Le parcours du jeune latéral d’Echallens est impressionnant et force le respect. Très jeune, Ludovic Magnin signe son premier contrat professionnel à Yverdon sous la houlette de Lucien Favre avant de partir pour le Tessin à Lugano. Ce transfert lui permettra de s’imposer en première division suisse et de faire le saut à l’étranger en Bundesliga pour littéralement exploser avec le Werder Brême et Stuttgart. Il remportera d’ailleurs deux titres de champions, un avec chacune des deux équipes. Faisant partie des titulaires indiscutable en équipe de Suisse, il jouera aussi deux tournois internationaux et reviendra au FC Zürich en fin de carrière. C’est là-bas qu’il lancera sa formation d’entraîneur avec les jeunes du FCZ pour finalement s’imposer à la tête des U21 et par la suite reprendre les rênes de la première équipe en 2018. Sans brûler les étapes, Ludo Magnin a réussi à se hisser une nouvelle fois au plus haut niveau.

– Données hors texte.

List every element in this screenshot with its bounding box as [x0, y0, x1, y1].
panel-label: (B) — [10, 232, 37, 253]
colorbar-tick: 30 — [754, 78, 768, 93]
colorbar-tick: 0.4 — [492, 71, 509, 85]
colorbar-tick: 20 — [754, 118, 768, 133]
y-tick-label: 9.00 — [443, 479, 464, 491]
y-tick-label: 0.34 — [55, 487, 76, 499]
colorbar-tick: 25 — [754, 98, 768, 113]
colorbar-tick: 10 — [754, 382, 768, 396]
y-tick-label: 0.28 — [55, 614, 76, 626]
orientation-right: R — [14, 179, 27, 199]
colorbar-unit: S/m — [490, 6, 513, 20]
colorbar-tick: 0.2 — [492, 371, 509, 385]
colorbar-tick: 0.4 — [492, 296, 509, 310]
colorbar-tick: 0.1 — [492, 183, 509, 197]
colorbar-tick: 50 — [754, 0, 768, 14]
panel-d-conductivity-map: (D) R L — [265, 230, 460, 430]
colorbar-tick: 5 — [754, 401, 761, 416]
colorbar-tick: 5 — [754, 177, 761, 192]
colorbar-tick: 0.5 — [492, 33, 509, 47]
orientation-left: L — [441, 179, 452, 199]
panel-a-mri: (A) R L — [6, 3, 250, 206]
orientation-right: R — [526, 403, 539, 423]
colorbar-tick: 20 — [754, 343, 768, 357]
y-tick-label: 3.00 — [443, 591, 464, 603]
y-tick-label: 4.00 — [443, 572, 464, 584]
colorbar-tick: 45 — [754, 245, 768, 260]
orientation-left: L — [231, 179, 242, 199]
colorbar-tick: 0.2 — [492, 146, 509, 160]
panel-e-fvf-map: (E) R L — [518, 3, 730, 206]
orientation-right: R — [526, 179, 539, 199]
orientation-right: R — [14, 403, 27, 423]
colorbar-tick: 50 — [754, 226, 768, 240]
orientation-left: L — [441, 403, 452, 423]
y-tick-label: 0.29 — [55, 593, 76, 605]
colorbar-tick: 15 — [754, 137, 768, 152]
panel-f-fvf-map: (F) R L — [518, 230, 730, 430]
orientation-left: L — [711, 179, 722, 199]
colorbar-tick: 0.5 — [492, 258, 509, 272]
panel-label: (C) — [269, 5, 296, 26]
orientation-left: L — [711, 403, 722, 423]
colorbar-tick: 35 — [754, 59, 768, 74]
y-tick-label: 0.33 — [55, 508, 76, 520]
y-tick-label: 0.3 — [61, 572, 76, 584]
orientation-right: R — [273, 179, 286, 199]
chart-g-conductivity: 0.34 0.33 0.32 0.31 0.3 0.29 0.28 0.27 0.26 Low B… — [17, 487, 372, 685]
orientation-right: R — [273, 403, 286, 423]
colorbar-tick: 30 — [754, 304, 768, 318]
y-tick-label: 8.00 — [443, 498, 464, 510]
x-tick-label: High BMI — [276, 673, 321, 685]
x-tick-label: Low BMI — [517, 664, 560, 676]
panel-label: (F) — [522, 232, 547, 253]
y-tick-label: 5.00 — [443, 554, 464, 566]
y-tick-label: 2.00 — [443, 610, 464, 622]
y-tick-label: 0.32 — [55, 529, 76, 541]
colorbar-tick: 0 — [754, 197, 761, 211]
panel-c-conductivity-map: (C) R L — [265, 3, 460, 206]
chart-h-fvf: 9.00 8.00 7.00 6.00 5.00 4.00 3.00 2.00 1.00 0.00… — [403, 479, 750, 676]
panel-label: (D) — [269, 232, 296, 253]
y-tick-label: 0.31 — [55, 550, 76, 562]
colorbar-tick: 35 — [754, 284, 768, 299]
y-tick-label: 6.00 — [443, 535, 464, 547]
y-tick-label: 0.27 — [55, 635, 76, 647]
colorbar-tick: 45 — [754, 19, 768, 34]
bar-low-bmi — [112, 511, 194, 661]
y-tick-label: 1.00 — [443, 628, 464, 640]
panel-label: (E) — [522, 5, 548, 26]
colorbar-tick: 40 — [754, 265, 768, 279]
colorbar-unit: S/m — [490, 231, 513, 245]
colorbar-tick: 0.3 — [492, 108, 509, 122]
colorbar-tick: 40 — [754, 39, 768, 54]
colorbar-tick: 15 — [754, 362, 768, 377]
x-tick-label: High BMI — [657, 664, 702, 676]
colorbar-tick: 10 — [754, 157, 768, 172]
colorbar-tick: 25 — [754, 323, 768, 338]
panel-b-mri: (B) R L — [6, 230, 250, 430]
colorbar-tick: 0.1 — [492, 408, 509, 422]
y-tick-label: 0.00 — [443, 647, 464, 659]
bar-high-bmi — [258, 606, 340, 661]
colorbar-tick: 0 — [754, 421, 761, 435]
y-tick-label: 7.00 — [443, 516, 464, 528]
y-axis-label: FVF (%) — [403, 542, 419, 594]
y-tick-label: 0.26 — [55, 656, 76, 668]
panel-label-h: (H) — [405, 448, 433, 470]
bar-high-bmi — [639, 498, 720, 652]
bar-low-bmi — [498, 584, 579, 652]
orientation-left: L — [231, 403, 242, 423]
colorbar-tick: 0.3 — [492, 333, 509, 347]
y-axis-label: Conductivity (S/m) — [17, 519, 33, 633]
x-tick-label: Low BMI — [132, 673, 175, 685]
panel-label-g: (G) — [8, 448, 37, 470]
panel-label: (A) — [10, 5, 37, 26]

Lors de ses premiers matches, c’est l’euphorie totale du côté zurichois. Il remporte notamment la coupe de Suisse en 2018 et réalise un très beau parcours en coupe d’Europe en battant au passage le Bayer Leverkusen. Par sa fougue et la confiance qu’il transmet à son équipe, il amènera les pensionnaires du Letzigrund jusqu’en 16ème de finale d’Europa League. En championnat, sa jeune équipe connaît toutefois plusieurs matches en dents de scie et éprouve du mal à gagner en régularité. Ludovic Magnin est toutefois vite catégorisé comme un entraineur formateur qui sait développer les jeunes joueurs.

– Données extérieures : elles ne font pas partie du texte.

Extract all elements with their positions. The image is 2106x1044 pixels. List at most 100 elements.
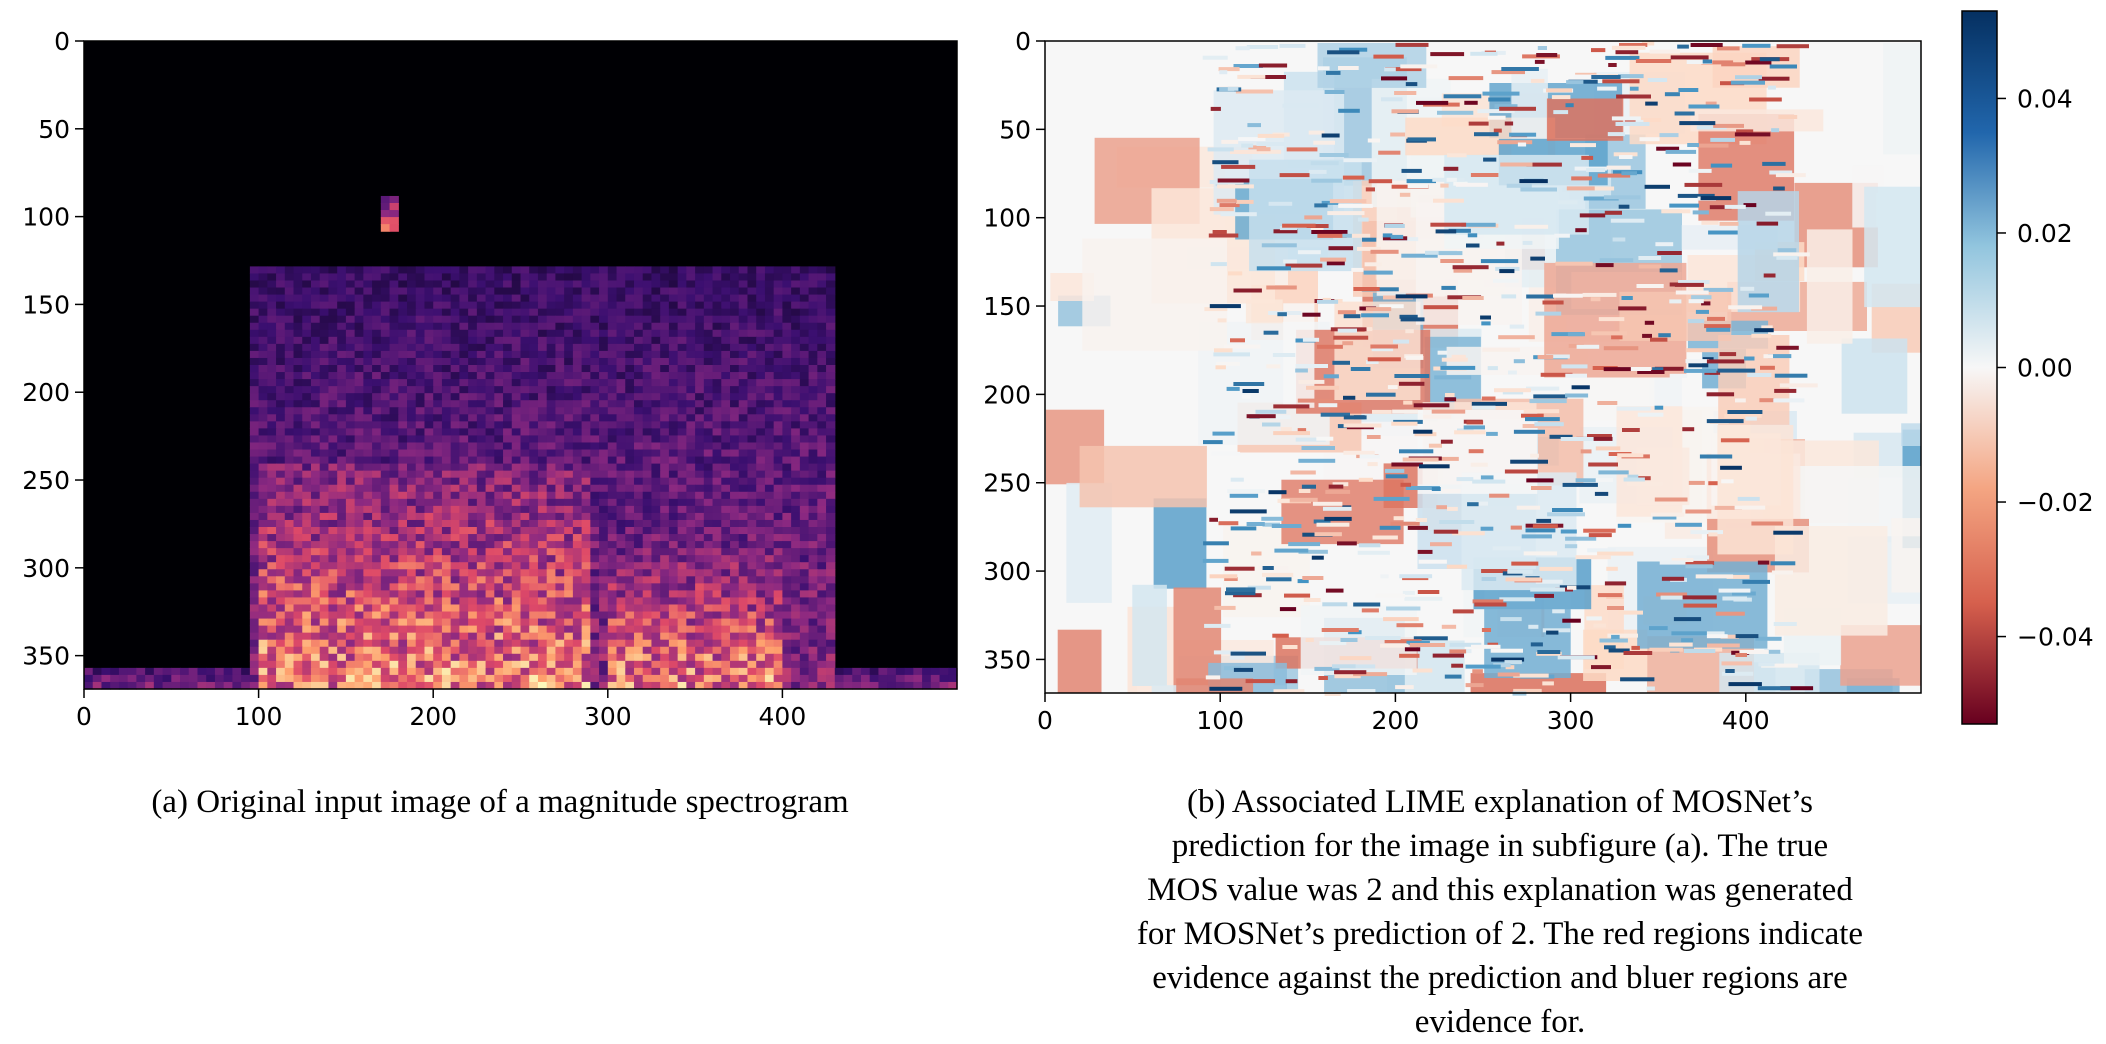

À l’automne 2020, après plusieurs défaites de rang et une défense fébrile, Ancilo Canepa sonne la fin de l’ère Magnin. Il lui est reproché un football trop offensif et le manque de rigueur pour pouvoir cadrer ses joueurs. Suivant la stratégie du club avec un effectif très jeune, l’annonce est un peu vécue comme une trahison par le Vaudois. Lui qui était censé développer les juniors se voit reprocher de ne pas faire jouer un onze expérimenté. La suite donnera raison à Magnin, son remplaçant et assistant Massimo Rizzo réussira lui aussi des débuts brillants avant de vite comprendre les limites de l’effectif zurichois. Il sera limogé en fin de saison 2020-2021 après un peu moins de 8 mois. Les dirigeants vont alors changer de stratégie comprenant peut-être qu’il manquait un peu d’hommes forts dans ce contingent. Ils vont signer plusieurs joueurs aguerris durant l’été 2021 et faire venir un entraîneur de renommée en Allemagne en la personne d’André Breitenreiter.

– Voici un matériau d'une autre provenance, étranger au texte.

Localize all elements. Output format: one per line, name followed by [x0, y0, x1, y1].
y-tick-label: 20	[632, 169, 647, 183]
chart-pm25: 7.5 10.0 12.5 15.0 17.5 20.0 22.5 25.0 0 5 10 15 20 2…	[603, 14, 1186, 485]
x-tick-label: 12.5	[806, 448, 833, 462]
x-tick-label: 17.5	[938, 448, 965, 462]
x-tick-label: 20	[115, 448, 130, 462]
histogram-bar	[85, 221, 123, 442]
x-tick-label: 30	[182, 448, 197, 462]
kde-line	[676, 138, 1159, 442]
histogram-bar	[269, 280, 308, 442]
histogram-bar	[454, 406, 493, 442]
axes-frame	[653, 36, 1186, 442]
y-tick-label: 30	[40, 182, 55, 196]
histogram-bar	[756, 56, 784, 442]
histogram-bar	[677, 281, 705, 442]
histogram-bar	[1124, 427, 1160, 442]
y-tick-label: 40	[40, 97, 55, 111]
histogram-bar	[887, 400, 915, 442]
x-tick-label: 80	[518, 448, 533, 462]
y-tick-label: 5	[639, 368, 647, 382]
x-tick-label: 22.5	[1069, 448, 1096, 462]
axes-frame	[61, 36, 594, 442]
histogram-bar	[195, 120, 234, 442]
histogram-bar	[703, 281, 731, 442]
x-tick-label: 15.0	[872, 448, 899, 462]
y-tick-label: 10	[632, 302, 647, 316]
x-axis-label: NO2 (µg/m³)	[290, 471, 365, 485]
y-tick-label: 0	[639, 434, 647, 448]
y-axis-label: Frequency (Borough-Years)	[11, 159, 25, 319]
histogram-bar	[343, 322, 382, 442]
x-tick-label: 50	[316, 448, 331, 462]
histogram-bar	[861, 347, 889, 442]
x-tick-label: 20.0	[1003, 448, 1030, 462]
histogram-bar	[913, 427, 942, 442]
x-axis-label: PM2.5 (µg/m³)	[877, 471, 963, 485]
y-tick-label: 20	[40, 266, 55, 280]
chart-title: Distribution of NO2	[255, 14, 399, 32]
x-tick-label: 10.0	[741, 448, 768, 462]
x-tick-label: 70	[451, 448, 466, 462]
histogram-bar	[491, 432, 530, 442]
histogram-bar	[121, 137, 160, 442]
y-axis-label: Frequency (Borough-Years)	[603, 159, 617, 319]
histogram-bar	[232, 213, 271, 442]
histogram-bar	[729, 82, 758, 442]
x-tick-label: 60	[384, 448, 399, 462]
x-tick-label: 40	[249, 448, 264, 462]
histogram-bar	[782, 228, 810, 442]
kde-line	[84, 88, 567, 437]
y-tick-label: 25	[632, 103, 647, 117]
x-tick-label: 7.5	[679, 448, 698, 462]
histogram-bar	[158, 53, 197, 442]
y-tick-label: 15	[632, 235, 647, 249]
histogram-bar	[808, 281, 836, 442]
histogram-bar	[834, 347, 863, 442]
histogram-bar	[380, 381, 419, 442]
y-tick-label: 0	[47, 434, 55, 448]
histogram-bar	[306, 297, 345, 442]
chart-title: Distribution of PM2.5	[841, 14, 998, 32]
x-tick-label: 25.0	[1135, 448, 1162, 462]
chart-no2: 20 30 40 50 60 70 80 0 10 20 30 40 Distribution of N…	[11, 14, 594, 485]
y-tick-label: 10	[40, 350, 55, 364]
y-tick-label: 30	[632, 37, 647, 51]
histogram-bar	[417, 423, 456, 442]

Les bonnes places sont rares en Suisse » les propos de Ludovic Magnin dans une interview à la Tribune de Genève quelques mois après son licenciement du FCZ

Particulièrement touché par son licenciement, Magnin va prendre plusieurs mois sabbatiques malgré quelques contacts en deuxième Bundesliga. Il prête depuis cet été ses talents en tant que consultant que ce soit pour l’Euro sur la RTS ou pour le championnat de Super League sur Blue Sport. Sa carrière de consultant ne devrait toutefois pas trop s’éterniser, l’ancien international rebondira certainement en Suisse ou ailleurs. A 42 ans, il est dans la lignée des talentueux coachs suisses comme Frei, Wicky ou Celestini et a encore tout l’avenir devant lui. Avec la passion et l’abnégation qui le caractérise, il serait étonnant qu’aucun club ne prenne contact avec lui durant ces prochaines années.